A small sketch of what i did until now:
$\displaystyle\int_{\color{red}{1}} ^{\color{red}{y}}\sqrt{4x^2-y^2} dx = $
$\displaystyle\int_{\color{red}{1}} ^{\color{red}{y}}\displaystyle\frac{4x^2}{\sqrt{4x^2-y^2}}dx – \displaystyle\int_{\color{red}{1}} ^{\color{red}{y}}\displaystyle\frac{y^2}{\sqrt{4x^2-y^2}}dx = $
$
4\left(\displaystyle\frac{x^2}{\sqrt{4x^2-y^2}} -\displaystyle\frac{1}{4}\displaystyle\int \sqrt{4x^2-y^2}dx\right)-y^2\displaystyle\frac{y}{2|y|}\arcsin\left(\displaystyle\frac{2}{y}x \right) $
$\implies \displaystyle\int_{\color{red}{1}} ^{\color{red}{y}}\sqrt{4x^2-y^2} dx = $
$\displaystyle\frac{1}{2}\left(\displaystyle\frac{4x^2}{\sqrt{4x^2-y^2}}-y^2\displaystyle\frac{y}{2|y|}\arcsin\left(\displaystyle\frac{2}{y}x \right) \right)$.
[wrong]
And it seems that after I evaluate the last one i get $\displaystyle\frac{y^2}{\sqrt{3y^2}} = \displaystyle\frac{y^2}{\sqrt{3}|y|}$
Then if I solve the integral of the expresion above for x I get $\displaystyle\frac{1}{2\sqrt{3}}$ if $y>0$ and $\displaystyle\frac{-1}{2\sqrt{3}}$ if $y<0$.[/wrong]
I'm almost sure i made a mistake somewhere. Can someone find any errors?
Best Answer
I am posting this about finding the proper limits not to solve the definite integrals. We have $$D = \{(x,y)\in\mathbb{R}^2: 0\leq x \leq 1, 0\leq y \leq x\}$$ and it seems you want to change the order of the integrals. OK! As you might already do, the following plot makes the region of $D$ clear.
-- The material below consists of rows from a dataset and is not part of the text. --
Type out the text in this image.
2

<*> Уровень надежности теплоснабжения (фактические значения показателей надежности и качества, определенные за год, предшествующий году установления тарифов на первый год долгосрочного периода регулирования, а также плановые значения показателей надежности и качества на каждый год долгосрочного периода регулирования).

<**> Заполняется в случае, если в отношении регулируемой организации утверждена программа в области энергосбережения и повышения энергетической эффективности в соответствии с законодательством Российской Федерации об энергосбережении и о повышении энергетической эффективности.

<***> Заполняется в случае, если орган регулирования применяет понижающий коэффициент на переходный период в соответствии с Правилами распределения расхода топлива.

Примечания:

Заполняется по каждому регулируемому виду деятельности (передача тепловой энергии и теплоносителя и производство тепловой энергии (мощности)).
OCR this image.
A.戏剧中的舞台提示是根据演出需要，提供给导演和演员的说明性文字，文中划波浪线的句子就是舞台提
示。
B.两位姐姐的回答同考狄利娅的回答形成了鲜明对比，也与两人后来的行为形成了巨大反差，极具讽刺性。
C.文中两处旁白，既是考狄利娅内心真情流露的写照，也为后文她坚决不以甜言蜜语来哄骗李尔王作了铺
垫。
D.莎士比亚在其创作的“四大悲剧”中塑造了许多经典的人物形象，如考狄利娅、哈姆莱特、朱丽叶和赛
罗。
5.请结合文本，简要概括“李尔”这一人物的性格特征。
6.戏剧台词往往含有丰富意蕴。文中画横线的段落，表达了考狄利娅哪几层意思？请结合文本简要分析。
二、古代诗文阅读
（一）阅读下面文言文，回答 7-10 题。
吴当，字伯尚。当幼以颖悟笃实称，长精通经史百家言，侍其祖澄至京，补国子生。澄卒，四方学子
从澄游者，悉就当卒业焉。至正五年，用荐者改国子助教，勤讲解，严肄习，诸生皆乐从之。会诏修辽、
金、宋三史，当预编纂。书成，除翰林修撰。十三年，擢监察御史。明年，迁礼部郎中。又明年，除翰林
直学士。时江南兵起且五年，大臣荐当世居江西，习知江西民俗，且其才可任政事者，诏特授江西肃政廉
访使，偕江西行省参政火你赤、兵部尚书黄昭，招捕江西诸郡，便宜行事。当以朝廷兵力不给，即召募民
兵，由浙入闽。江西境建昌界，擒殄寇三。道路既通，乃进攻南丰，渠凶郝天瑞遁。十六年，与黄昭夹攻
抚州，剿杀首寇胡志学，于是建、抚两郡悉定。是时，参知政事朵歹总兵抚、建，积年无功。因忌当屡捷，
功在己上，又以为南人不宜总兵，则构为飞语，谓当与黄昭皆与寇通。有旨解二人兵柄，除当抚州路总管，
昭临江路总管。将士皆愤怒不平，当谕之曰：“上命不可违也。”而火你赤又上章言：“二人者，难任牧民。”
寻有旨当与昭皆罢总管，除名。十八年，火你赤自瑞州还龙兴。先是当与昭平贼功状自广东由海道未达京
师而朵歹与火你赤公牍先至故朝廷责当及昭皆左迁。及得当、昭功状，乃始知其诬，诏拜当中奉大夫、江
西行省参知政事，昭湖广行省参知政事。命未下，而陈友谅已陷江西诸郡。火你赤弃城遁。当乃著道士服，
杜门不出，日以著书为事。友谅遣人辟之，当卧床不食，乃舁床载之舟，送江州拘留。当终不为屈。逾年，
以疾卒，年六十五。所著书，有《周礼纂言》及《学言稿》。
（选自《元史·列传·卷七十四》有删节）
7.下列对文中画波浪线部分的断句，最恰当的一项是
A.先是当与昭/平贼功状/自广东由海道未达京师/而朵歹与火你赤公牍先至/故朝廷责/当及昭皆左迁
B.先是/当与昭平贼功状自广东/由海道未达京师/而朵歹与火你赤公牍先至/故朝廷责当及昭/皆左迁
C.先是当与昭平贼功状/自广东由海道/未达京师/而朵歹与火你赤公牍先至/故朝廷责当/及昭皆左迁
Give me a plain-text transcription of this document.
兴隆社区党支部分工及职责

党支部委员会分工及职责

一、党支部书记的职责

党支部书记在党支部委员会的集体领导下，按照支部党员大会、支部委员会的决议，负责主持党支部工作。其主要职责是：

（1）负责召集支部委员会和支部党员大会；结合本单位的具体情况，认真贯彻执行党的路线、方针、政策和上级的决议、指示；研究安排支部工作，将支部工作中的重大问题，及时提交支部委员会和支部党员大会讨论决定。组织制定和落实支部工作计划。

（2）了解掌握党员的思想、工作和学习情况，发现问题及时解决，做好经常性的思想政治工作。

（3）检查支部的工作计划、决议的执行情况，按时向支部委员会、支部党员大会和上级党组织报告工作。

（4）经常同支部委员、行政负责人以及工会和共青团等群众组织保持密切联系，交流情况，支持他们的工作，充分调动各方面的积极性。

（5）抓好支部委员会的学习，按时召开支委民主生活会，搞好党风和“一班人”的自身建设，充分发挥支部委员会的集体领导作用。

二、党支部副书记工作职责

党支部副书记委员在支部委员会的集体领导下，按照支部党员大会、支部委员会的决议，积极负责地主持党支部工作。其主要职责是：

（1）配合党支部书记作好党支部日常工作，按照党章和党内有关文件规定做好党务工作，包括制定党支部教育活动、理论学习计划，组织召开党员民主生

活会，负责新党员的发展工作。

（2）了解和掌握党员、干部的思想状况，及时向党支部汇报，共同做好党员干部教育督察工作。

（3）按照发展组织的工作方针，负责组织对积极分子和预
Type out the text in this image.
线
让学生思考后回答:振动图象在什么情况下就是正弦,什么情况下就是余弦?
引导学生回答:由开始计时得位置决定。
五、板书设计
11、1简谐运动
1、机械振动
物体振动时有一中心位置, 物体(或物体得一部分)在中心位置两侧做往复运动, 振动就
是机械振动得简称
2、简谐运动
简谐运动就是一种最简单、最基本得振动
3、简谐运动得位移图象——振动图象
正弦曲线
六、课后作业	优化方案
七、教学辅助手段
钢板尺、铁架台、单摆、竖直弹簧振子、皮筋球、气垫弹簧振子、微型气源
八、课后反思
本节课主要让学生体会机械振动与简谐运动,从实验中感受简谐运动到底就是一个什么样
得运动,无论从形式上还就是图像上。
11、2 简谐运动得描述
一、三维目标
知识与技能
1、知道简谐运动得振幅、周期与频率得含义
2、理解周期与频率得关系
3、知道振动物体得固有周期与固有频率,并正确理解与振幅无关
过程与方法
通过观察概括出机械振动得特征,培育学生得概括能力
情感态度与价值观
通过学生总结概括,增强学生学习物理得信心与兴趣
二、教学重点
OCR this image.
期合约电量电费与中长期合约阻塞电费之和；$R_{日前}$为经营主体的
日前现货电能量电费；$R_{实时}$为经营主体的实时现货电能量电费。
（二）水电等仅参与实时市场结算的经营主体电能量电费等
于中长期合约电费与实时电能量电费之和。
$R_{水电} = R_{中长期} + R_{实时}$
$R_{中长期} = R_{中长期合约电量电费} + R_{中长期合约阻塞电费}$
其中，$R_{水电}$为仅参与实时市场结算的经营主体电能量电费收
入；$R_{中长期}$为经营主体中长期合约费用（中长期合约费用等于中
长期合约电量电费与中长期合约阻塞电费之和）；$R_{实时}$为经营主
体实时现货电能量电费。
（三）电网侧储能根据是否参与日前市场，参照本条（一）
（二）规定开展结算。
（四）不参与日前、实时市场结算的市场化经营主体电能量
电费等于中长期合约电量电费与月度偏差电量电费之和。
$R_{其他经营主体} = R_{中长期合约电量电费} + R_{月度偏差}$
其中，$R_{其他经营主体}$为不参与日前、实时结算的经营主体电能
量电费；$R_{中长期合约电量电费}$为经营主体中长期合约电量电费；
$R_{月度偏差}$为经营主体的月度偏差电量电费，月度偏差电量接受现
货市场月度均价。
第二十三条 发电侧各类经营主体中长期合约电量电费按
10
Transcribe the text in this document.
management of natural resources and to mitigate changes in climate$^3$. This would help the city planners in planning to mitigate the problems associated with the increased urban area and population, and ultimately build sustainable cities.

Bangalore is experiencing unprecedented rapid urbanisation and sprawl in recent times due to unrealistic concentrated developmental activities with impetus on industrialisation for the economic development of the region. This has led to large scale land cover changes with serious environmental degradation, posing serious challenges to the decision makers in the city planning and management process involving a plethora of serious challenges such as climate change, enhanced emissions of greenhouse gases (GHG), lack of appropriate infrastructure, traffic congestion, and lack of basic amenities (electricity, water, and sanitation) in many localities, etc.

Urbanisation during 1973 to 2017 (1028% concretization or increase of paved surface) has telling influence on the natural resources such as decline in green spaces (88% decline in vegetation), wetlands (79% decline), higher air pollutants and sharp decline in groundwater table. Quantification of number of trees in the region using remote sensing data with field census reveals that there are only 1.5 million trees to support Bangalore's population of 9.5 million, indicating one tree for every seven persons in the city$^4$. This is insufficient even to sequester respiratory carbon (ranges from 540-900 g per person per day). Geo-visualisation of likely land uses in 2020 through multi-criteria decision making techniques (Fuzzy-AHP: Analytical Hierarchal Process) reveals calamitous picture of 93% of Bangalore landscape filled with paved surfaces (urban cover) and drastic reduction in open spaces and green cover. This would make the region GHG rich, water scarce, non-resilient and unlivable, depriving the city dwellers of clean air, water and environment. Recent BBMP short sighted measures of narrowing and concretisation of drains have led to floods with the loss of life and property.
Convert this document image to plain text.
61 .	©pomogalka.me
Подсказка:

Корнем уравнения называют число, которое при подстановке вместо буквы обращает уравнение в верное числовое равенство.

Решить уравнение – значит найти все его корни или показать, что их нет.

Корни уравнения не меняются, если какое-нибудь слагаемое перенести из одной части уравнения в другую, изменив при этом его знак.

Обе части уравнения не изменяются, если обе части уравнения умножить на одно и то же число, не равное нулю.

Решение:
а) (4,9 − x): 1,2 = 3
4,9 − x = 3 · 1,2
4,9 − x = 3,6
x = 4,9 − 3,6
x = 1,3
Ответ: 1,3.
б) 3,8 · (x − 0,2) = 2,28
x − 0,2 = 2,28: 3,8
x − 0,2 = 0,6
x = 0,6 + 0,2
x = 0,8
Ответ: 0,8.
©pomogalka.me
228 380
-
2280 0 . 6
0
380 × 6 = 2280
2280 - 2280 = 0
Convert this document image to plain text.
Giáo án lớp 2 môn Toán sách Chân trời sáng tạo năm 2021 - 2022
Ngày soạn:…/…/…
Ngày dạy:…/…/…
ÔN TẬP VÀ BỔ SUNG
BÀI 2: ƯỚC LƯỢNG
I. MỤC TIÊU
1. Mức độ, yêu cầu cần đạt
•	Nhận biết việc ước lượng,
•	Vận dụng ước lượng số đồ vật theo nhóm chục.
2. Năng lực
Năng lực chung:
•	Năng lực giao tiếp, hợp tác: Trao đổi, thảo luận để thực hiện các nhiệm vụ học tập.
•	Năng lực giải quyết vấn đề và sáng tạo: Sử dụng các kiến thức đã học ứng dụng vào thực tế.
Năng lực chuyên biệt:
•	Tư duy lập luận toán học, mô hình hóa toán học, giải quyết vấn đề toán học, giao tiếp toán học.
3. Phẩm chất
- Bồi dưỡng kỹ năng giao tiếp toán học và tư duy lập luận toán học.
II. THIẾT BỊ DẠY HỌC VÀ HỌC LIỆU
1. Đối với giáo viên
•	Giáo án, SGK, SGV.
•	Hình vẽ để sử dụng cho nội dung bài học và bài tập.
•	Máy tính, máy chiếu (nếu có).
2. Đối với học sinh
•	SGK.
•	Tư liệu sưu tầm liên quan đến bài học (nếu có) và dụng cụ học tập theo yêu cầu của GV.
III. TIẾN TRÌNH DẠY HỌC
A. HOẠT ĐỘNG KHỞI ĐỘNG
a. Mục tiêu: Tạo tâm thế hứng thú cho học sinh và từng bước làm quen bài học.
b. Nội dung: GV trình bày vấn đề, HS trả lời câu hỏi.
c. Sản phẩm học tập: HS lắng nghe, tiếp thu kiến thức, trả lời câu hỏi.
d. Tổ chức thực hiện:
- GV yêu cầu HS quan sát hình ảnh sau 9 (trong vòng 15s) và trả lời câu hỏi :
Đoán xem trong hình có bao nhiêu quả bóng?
Changing the order of integrals makes $y$ to be the outer variable and $x$ to be the inner one. As you see $D$, I made a line parallel to $x$ -axe intersecting the region. Now if we read the points (follow the arrows), the line enters in with $x=y$ and enters out with $x=1$, so we have $$x|_{y}^1,~~y|_{0}^1$$ It seems switching the limits for $y$ is needed in your second integrals.